Dennoch bleibt der Wettlauf von Resistenzentwicklung und Verfügbarkeit neuer antimikrobieller Substanzen eine große Anstrengung.
 
Welche Ansätze sind notwendig, um die Ausbreitung von antibiotikaresistenten Erregern zu reduzieren?
Dr. Gebhardt: Im globalen Aktionsplan der WHO wurden bereits 2015 die wesentlichen Strategien formuliert, um dem Problem zu begegnen. Dazu gehören zum Beispiel verstärkte Anstrengungen in die Datenerhebung zum Antibiotikaverbrauch und die Forschung. Auch ein starker Fokus auf die Vorbeugung von Infektionen durch Hygienemaßnahmen und Impfungen hilft, den Antibiotikaverbrauch weiter zu senken.
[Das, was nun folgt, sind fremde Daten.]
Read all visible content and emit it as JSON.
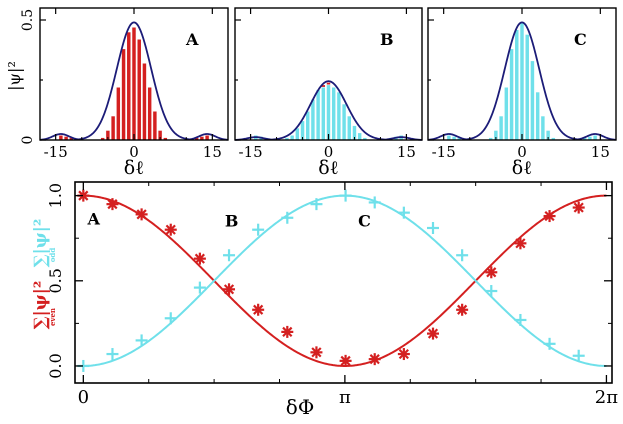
{
  "colors": {
    "red": "#d42020",
    "cyan": "#6fe0ea",
    "navy": "#1c1c78",
    "axis": "#000000"
  },
  "chart_data": [
    {
      "type": "bar",
      "panel_label": "A",
      "xlabel": "δℓ",
      "ylabel": "|ψ|²",
      "xlim": [
        -18,
        18
      ],
      "ylim": [
        0,
        0.55
      ],
      "xticks": [
        "-15",
        "0",
        "15"
      ],
      "yticks": [
        "0",
        "0.5"
      ],
      "x": [
        -16,
        -15,
        -14,
        -13,
        -12,
        -11,
        -10,
        -9,
        -8,
        -7,
        -6,
        -5,
        -4,
        -3,
        -2,
        -1,
        0,
        1,
        2,
        3,
        4,
        5,
        6,
        7,
        8,
        9,
        10,
        11,
        12,
        13,
        14,
        15,
        16
      ],
      "series": [
        {
          "color": "red",
          "values": [
            0,
            0,
            0.02,
            0.015,
            0.01,
            0,
            0,
            0,
            0,
            0,
            0.01,
            0.04,
            0.1,
            0.22,
            0.38,
            0.45,
            0.47,
            0.42,
            0.32,
            0.22,
            0.12,
            0.04,
            0.01,
            0,
            0,
            0,
            0,
            0,
            0.01,
            0.015,
            0.02,
            0,
            0
          ]
        },
        {
          "color": "cyan",
          "values": [
            0,
            0,
            0,
            0,
            0,
            0,
            0,
            0,
            0,
            0,
            0,
            0,
            0,
            0,
            0,
            0,
            0,
            0,
            0,
            0,
            0,
            0,
            0,
            0,
            0,
            0,
            0,
            0,
            0,
            0,
            0,
            0,
            0
          ]
        }
      ],
      "envelope": {
        "peak": 0.49,
        "center": 0,
        "width": 3.6,
        "sidelobe": 0.025
      }
    },
    {
      "type": "bar",
      "panel_label": "B",
      "xlabel": "δℓ",
      "xlim": [
        -18,
        18
      ],
      "ylim": [
        0,
        0.55
      ],
      "xticks": [
        "-15",
        "0",
        "15"
      ],
      "x": [
        -16,
        -15,
        -14,
        -13,
        -12,
        -11,
        -10,
        -9,
        -8,
        -7,
        -6,
        -5,
        -4,
        -3,
        -2,
        -1,
        0,
        1,
        2,
        3,
        4,
        5,
        6,
        7,
        8,
        9,
        10,
        11,
        12,
        13,
        14,
        15,
        16
      ],
      "series": [
        {
          "color": "red",
          "values": [
            0,
            0,
            0,
            0,
            0,
            0,
            0,
            0,
            0,
            0.01,
            0.03,
            0.06,
            0.1,
            0.16,
            0.2,
            0.23,
            0.24,
            0.22,
            0.18,
            0.13,
            0.08,
            0.05,
            0.02,
            0.01,
            0,
            0,
            0,
            0,
            0,
            0,
            0,
            0,
            0
          ]
        },
        {
          "color": "cyan",
          "values": [
            0,
            0,
            0.02,
            0.015,
            0.01,
            0.005,
            0,
            0,
            0.01,
            0.02,
            0.05,
            0.08,
            0.12,
            0.17,
            0.21,
            0.22,
            0.23,
            0.22,
            0.2,
            0.15,
            0.1,
            0.06,
            0.03,
            0.01,
            0,
            0,
            0,
            0.005,
            0.01,
            0.015,
            0.02,
            0,
            0
          ]
        }
      ],
      "envelope": {
        "peak": 0.245,
        "center": 0,
        "width": 3.8,
        "sidelobe": 0.012
      }
    },
    {
      "type": "bar",
      "panel_label": "C",
      "xlabel": "δℓ",
      "xlim": [
        -18,
        18
      ],
      "ylim": [
        0,
        0.55
      ],
      "xticks": [
        "-15",
        "0",
        "15"
      ],
      "x": [
        -16,
        -15,
        -14,
        -13,
        -12,
        -11,
        -10,
        -9,
        -8,
        -7,
        -6,
        -5,
        -4,
        -3,
        -2,
        -1,
        0,
        1,
        2,
        3,
        4,
        5,
        6,
        7,
        8,
        9,
        10,
        11,
        12,
        13,
        14,
        15,
        16
      ],
      "series": [
        {
          "color": "red",
          "values": [
            0,
            0,
            0,
            0,
            0,
            0,
            0,
            0,
            0,
            0,
            0,
            0,
            0,
            0,
            0.01,
            0.02,
            0.02,
            0.02,
            0.01,
            0,
            0,
            0,
            0,
            0,
            0,
            0,
            0,
            0,
            0,
            0,
            0,
            0,
            0
          ]
        },
        {
          "color": "cyan",
          "values": [
            0,
            0,
            0.02,
            0.015,
            0.01,
            0,
            0,
            0,
            0,
            0,
            0.01,
            0.04,
            0.1,
            0.22,
            0.38,
            0.46,
            0.49,
            0.44,
            0.33,
            0.2,
            0.1,
            0.04,
            0.01,
            0,
            0,
            0,
            0,
            0,
            0.01,
            0.015,
            0.02,
            0,
            0
          ]
        }
      ],
      "envelope": {
        "peak": 0.49,
        "center": 0,
        "width": 3.6,
        "sidelobe": 0.025
      }
    },
    {
      "type": "line",
      "xlabel": "δΦ",
      "ylabel_red": "∑|ψ|²",
      "ylabel_red_sub": "even",
      "ylabel_cyan": "∑|ψ|²",
      "ylabel_cyan_sub": "odd",
      "xlim": [
        -0.1,
        6.35
      ],
      "ylim": [
        -0.1,
        1.08
      ],
      "xticks": [
        {
          "value": 0,
          "label": "0"
        },
        {
          "value": 3.14159,
          "label": "π"
        },
        {
          "value": 6.28318,
          "label": "2π"
        }
      ],
      "yticks": [
        {
          "value": 0,
          "label": "0.0"
        },
        {
          "value": 0.5,
          "label": "0.5"
        },
        {
          "value": 1,
          "label": "1.0"
        }
      ],
      "annotations": [
        {
          "label": "A",
          "x": 0.05,
          "y": 0.83
        },
        {
          "label": "B",
          "x": 1.7,
          "y": 0.82
        },
        {
          "label": "C",
          "x": 3.3,
          "y": 0.82
        }
      ],
      "series": [
        {
          "color": "red",
          "marker": "asterisk",
          "x": [
            0,
            0.35,
            0.7,
            1.05,
            1.4,
            1.75,
            2.1,
            2.45,
            2.8,
            3.15,
            3.5,
            3.85,
            4.2,
            4.55,
            4.9,
            5.25,
            5.6,
            5.95
          ],
          "y": [
            1.0,
            0.95,
            0.89,
            0.8,
            0.63,
            0.45,
            0.33,
            0.2,
            0.08,
            0.03,
            0.04,
            0.07,
            0.19,
            0.33,
            0.55,
            0.72,
            0.88,
            0.93
          ]
        },
        {
          "color": "cyan",
          "marker": "plus",
          "x": [
            0,
            0.35,
            0.7,
            1.05,
            1.4,
            1.75,
            2.1,
            2.45,
            2.8,
            3.15,
            3.5,
            3.85,
            4.2,
            4.55,
            4.9,
            5.25,
            5.6,
            5.95
          ],
          "y": [
            0.0,
            0.07,
            0.15,
            0.28,
            0.46,
            0.65,
            0.8,
            0.87,
            0.95,
            1.0,
            0.96,
            0.9,
            0.81,
            0.65,
            0.44,
            0.27,
            0.13,
            0.06
          ]
        }
      ],
      "curves": [
        {
          "color": "red",
          "function": "cos2_half"
        },
        {
          "color": "cyan",
          "function": "sin2_half"
        }
      ]
    }
  ]
}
Ganz zentral bei der sich verschärfenden Resistenzproblematik sind der adäquate Einsatz von Antibiotika und innovative, koordinierte Ansätze zur Entwicklung und Markteinführung neuer antimikrobieller Substanzen. Letztlich kann die Herausforderung nur durch einen „One Health“-Ansatz gelöst werden, bei dem sektorübergreifende Zusammenhänge von Humanmedizin, Veterinärmedizin und Umweltaspekten berücksichtigt werden.

 

*Antibiotic Stewardship

Unter Antibiotic Stewardship (ABS) versteht man ein Programm zum rationalen Gebrauch von Antiinfektiva (Medikamente gegen Infektionskrankheiten). Am Klinikum rechts der Isar der TUM gibt es eine ABS-Stabsstelle. Ein interdisziplinäres Team entwickelt Strategien und Leitlinien zum maßvollen und gezielten Gebrauch von Antibiotika, um der zunehmenden Herausforderung durch resistente Bakterien zu begegnen. Dies sichert die Qualität der Antiinfektivabehandlung bezüglich Substanzwahl, Dosierung, Verabreichung und Therapiedauer. Zur Arbeit des ABS-Teams des Klinikums rechts der Isar gehört auch das Erstellen eines jährlichen Antibiotika-Verbrauchsberichts, eines Antiinfektiva-Leitfadens mit allen interdisziplinär erarbeiteten Leitlinien speziell für das Klinikum, interne Schulungen und Visiten sowie Broschüren im Kitteltaschenformat mit den wichtigsten Infos zu den häufigsten Antibiotika und Infektionskrankheiten im Krankenhaus.